FAFO on GitHub

Fancy as my new streaming select is, I think it’s, well, not quite the thing. Easily replaced, but do I need to pivot? I surprise myself.

Aside from the sheer cleverness of doing it, my rationale for the streaming select operation was that it would save memory, because the old version created the set of selected elements as a concrete set, and the new version does not. Two matters make me think this was a mistake.

First, I successfully created a set containing a billion records in memory, leading me to believe that saving memory is perhaps not as high a priority as it might be.

Second, if the result of a select is used more than once, the entire select is run again, redundantly, wasting execution time. I have a test that does that.

Third—I was mistaken about the “two”—operators like union, intersection, difference, and symmetric difference all need to check whether a given element of one set is or is not in another set. This is slow enough if the set is in memory. Doing such an operation to a selection reruns the entire selection, once for each element in the first set!

This is bad.

Added in Post
I will shortly discover that the above isn’t quite true. Only intersection has this terrible property. The others are just fine.

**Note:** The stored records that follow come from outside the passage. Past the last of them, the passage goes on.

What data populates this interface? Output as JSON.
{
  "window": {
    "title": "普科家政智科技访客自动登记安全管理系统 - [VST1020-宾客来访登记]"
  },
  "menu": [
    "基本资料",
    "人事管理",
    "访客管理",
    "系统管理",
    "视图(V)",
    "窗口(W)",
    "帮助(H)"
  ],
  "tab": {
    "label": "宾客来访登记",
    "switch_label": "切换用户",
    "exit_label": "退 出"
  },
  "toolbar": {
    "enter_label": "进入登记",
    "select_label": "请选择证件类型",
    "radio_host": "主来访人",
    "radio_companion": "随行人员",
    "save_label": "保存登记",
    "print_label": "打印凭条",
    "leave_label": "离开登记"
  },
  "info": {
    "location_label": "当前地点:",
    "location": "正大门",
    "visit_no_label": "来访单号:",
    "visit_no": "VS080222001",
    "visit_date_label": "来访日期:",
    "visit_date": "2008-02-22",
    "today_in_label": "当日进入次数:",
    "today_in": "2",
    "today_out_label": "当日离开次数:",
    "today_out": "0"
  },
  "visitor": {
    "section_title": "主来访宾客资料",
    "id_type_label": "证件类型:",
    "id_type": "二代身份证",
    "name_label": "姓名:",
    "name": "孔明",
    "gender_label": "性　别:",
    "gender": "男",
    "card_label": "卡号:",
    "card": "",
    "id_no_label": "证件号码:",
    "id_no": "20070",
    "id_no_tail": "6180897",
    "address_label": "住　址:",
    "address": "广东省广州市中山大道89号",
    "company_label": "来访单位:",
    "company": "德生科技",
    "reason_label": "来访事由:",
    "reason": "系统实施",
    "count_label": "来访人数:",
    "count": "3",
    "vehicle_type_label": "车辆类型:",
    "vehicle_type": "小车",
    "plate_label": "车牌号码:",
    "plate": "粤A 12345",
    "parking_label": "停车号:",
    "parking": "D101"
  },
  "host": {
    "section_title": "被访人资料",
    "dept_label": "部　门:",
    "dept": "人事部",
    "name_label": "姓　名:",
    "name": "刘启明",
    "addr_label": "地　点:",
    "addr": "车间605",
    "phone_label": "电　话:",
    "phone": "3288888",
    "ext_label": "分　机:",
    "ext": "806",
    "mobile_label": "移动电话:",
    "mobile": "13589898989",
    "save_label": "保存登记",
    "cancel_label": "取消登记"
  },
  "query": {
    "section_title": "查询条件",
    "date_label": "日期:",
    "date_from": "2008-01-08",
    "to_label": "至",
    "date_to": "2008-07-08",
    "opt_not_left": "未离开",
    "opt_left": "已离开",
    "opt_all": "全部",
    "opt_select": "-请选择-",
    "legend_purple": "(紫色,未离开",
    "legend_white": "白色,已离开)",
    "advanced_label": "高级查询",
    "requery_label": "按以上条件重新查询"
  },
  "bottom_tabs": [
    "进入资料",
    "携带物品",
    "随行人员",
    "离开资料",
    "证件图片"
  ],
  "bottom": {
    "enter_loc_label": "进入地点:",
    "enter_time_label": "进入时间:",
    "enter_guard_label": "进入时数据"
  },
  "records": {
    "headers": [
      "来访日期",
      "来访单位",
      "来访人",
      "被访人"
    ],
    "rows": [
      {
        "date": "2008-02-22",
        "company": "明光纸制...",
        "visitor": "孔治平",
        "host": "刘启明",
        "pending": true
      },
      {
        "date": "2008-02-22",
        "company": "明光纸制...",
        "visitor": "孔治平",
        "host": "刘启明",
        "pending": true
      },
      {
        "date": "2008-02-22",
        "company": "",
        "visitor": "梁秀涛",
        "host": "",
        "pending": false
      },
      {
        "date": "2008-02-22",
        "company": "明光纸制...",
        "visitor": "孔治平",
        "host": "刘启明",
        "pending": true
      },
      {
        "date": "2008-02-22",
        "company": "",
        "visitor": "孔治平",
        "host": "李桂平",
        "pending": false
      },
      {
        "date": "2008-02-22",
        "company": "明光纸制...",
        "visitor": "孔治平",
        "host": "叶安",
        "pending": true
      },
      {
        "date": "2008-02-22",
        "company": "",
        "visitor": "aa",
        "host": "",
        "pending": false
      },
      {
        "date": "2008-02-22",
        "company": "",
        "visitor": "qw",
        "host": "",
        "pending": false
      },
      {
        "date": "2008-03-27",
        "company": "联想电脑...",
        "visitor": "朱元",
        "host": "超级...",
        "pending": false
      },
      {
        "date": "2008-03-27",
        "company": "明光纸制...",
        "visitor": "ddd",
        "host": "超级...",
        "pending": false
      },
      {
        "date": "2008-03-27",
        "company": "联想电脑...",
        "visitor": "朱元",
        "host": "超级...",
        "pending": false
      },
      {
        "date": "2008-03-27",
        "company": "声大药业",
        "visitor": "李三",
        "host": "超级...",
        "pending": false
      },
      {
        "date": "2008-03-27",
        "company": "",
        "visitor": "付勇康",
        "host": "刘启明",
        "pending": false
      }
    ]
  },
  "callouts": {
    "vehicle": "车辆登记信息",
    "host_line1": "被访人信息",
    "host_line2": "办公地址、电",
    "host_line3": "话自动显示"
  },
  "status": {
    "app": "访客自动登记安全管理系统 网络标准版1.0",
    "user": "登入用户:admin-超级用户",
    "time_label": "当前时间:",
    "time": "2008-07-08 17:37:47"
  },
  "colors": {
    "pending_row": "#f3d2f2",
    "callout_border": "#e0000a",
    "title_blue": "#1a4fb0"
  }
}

Relatedly, some of our current algorithms for the operations mentioned above are quite slow. Here they are:

class XSet:
    def diff(self, other):
        """
        set difference or relative complement
        :param other: any set
        :return: self - other
        """
        mine = set((e, s) for e, s in self)
        others = set((e, s) for e, s in other)
        remaining = mine - others
        return XSet.from_tuples(remaining)

    def intersect(self, other):
        return XSet.from_tuples((e, s) for e, s in self if other.includes(e, s))

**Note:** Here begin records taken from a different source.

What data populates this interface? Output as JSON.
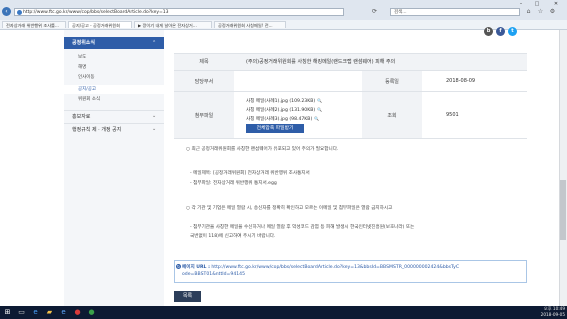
{
  "browser": {
    "url": "http://www.ftc.go.kr/www/cop/bbs/selectBoardArticle.do?key=13",
    "search_placeholder": "검색...",
    "tabs": [
      "전자상거래 위반행위 조사를...",
      "공지/공고 - 공정거래위원회",
      "▶ 깡이기 내게 날아온 전자상거...",
      "공정거래위원회 사칭메일! 전..."
    ],
    "back_icon": "back-arrow-icon",
    "forward_icon": "forward-arrow-icon"
  },
  "sidebar": {
    "heading": "공정위소식",
    "items": [
      "보도",
      "해명",
      "인사이동",
      "공지/공고",
      "위원회 소식"
    ],
    "selected": "공지/공고",
    "sections": [
      "홍보자료",
      "행정규칙 제 · 개정 공지"
    ]
  },
  "share_icons": [
    {
      "name": "blog-icon",
      "glyph": "b",
      "color": "#555555"
    },
    {
      "name": "facebook-icon",
      "glyph": "f",
      "color": "#3b5998"
    },
    {
      "name": "twitter-icon",
      "glyph": "t",
      "color": "#1da1f2"
    }
  ],
  "article": {
    "title_label": "제목",
    "title": "(주의)공정거래위원회를 사칭한 해킹메일(랜드크랩 랜섬웨어) 피해 주의",
    "dept_label": "담당부서",
    "dept": "",
    "date_label": "등록일",
    "date": "2018-08-09",
    "attach_label": "첨부파일",
    "files": [
      "사칭 메일(사례1).jpg (109.23KB)",
      "사칭 메일(사례2).jpg (131.90KB)",
      "사칭 메일(사례3).jpg (98.47KB)"
    ],
    "download_all": "전체압축 파일받기",
    "views_label": "조회",
    "views": "9501"
  },
  "body": {
    "p1": "○ 최근 공정거래위원회를 사칭한 랜섬웨어가 유포되고 있어 주의가 필요합니다.",
    "p2": "- 메일제목: [공정거래위원회] 전자상거래 위반행위 조사통지서",
    "p3": "- 첨부파일: 전자상거래 위반행위 통지서.egg",
    "p4": "○ 각 기관 및 기업은 메일 열람 시, 송신자를 정확히 확인하고 모르는 이메일 및 첨부파일은 열람 금지하시고",
    "p5": "- 첨부기관을 사칭한 메일을 수신하거나 메일 열람 후 악성코드 감염 등 피해 발생시 한국인터넷진흥원(보호나라) 또는",
    "p6": "국번없이 118)에 신고하여 주시기 바랍니다."
  },
  "url_box": {
    "label": "페이지 URL :",
    "url_line1": "http://www.ftc.go.kr/www/cop/bbs/selectBoardArticle.do?key=13&bbsId=BBSMSTR_000000002424&bbsTyC",
    "url_line2": "ode=BBST01&nttId=94145"
  },
  "list_button": "목록",
  "taskbar": {
    "time": "오후 10:49",
    "date": "2018-09-05"
  }
}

    def sym_diff(self, other):
        return (self - other) | (other - self)

    def union(self, other):
        mine = set(self)
        others = set(other)
        both = mine | others
        return XSet.from_tuples(both)

Hm. One of these is not like the others. But Python sets do include intersection or &.

Small Aha
In looking to be sure Python did have intersection, I learned something that I didn’t know about Python sets. You can express the union of two sets either as a.union(b) or a|b. But there is a difference. In the case of union, the parameter can be any iterable and Python will deal with it. With the operator |, both operands must already be sets.

This is why we let the code participate in our design sessions. But I digress.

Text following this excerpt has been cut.